- Church: Syro-Malabar Catholic Church
- Archdiocese: Archeparchy of Shamshabad
- Appointed: 25 August 2022

Orders
- Ordination: 18 December 1981 by Joseph Powathil
- Consecration: 9 October 2022 by George Alencherry, Joseph Perumthottam, and Raphael Thattil

Personal details
- Born: 22 September 1955 (age 70) Pala, Kerala

= Joseph Kollamparambil =

Mar Joseph Kollamparambil (born 22 September 1955) is an Indian bishop of the Syro-Malabar Catholic Church in the India. He is currently the senior auxiliary bishop and protosyncellus of Syro-Malabar Catholic Archeparchy of Shamshabad.

== Biography ==

=== Early life and studies ===
Kollamparambil was born on 22 September 1955 in Pala, Kerala. He began his priestly formation at Paurastya Vidyapitham in Vadavathoor and then Good Shepherd Major Seminary in Kunnoth. He was then ordained to the ministry to 18 December 1981. After his ordination, he continued his studies gaining a Master of Arts degree from St. Thomas College and then a Doctorate in political science from Mahatma Gandhi University

=== Ministry ===
Mar Joseph served in the Palai Pastoral Institute as its director. He then went back to his former alma mater St. Thomas College to serve as a professor before serving as Christ Raj Hostel and St. Thomas College of Teacher Education's Director. In 2003, He was appointed by Joseph Kallarangatt as the Dean of St. George College, Aruvithura and served in that role till 2011. He served as an Eparchial Consultor alongside that role.

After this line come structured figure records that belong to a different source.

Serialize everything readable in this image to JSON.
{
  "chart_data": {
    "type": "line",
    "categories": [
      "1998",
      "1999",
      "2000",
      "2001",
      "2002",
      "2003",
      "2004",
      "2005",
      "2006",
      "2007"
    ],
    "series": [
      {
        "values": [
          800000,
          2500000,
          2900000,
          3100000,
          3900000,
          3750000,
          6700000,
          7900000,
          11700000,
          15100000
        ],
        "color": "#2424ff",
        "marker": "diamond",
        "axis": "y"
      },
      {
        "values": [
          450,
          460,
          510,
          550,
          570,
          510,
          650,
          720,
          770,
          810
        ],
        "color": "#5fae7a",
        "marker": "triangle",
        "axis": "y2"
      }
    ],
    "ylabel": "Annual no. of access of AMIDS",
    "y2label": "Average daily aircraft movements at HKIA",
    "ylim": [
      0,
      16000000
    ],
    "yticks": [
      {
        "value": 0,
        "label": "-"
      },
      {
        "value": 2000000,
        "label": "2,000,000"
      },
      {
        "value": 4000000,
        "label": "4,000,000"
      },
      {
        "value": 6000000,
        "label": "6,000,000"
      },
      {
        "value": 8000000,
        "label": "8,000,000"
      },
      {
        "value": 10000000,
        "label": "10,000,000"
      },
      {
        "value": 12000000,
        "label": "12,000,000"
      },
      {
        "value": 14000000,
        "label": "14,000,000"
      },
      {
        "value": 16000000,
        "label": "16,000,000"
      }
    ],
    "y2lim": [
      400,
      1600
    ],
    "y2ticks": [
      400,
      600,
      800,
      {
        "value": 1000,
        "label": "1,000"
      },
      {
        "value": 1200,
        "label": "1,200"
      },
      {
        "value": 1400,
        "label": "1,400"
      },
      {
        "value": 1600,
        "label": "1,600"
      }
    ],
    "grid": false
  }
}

=== Serving in the Curia ===
After his term as the Aruvithura College Dean ended, He served as Eparchial Consultor and member of the Council for Economic Affairs, before being appointed by Bishop Kallarangatt as the Syncellus of the Eparchy. In 2019, He was invited by Raphael Thattil to serve as the Vicar general of the newly erected Eparchy of Shamshabad.

=== Auxiliary Of Shamshabad ===
On 25 August 2022, Pope Francis announced and approved of the election of Kollamparambil as one of the two auxiliary bishops for Shamshabad along with Thomas Padiyath by the Syro-Malabar Catholic Church Synod. He was consecrated on 9 October 2022, by Cardinal George Alencherry.